Now, the problem: Since the name change, Ive been trying to refactor some old code to work with future versions of torch (specifically torch==1.8.1+cu101
). While doing so, I seem to have uncovered a confusing issue that shows up upon installation of torchdatasets. The problem is that neither installing via pip install torchdatasets
or even pip install torchdatasets==0.2.0
results in an identical version of the repo to the one tagged as 0.2.0
on GitHub. This became a problem for me, while I tried simply importing:
(ffcv-test) jrose3@serrep3:/media/data/jacob/GitHub/ffcv/examples/cifar$ python
Python 3.8.12 | packaged by conda-forge | (default, Jan 30 2022, 23:42:07)
[GCC 9.4.0] on linux
Type "help", "copyright", "credits" or "license" for more information.
>>> import torchdatasets as torchdata
Traceback (most recent call last):
File "<stdin>", line 1, in <module>
File "/media/data/conda/jrose3/envs/ffcv-test/lib/python3.8/site-packages/torchdatasets/__init__.py", line 60, in <module>
from . import cachers, datasets, maps, modifiers, samplers
File "/media/data/conda/jrose3/envs/ffcv-test/lib/python3.8/site-packages/torchdatasets/datasets.py", line 28, in <module>
from torch.utils.data import _typing
ImportError: cannot import name '_typing' from 'torch.utils.data' (/media/data/conda/jrose3/envs/ffcv-test/lib/python3.8/site-packages/torch/utils/data/__init__.py)
Examining the 2 implicated python scripts (1 in torch and 1 in torchdatasets) I realized that the file torch.utils.data._typing
isn't actually introduced into any torch repo until version torch==1.9.0
, while I'm currently using torch==1.8.1
and as far as I can tell, the only stated requirement for the torchdatasets library is torch>=1.2.0
listed in requirements.txt
.
Looking further into the torchdatasets file that relies on torch.utils.data._typing
, namely torchdatasets.datasets.py
, I found that it's only used once, and for a comically unnecessary type hint used in a placeholder class's definition!

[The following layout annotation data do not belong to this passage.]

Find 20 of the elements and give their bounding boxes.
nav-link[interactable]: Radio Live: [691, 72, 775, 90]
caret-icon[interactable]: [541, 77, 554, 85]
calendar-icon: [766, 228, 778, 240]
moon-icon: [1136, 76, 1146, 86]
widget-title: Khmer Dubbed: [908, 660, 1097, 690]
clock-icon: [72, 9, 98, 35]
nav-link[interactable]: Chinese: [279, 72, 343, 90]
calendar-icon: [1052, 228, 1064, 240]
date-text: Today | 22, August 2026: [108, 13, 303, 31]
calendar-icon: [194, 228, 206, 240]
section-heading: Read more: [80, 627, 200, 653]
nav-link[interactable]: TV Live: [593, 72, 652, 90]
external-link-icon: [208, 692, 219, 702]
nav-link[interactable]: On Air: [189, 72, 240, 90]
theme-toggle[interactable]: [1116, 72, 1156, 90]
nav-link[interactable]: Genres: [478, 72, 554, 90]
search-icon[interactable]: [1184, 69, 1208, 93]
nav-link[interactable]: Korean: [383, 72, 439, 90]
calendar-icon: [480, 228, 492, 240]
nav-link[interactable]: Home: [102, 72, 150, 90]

class MetaIterableWrapper(MetaIterable, GenericMeta, _typing._DataPipeMeta): pass
My assumption is that this was introduced as part of an effort to integrate the new torch data pipe pattern, but at some point it leaked into the main repo and broke a bunch of other, significant assumptions necessary to install smoothly. Since I can only find it via my locally installed pip version and not on GitHub, I have no clear way of tracking down when it was introduced or by whom.
My recommendation is removing these 2 lines from the file torchdatasets/datasets.py
hosted on pip for version 0.2.0 (Im not sure if these can be revised without updating the version as well). Thoughts?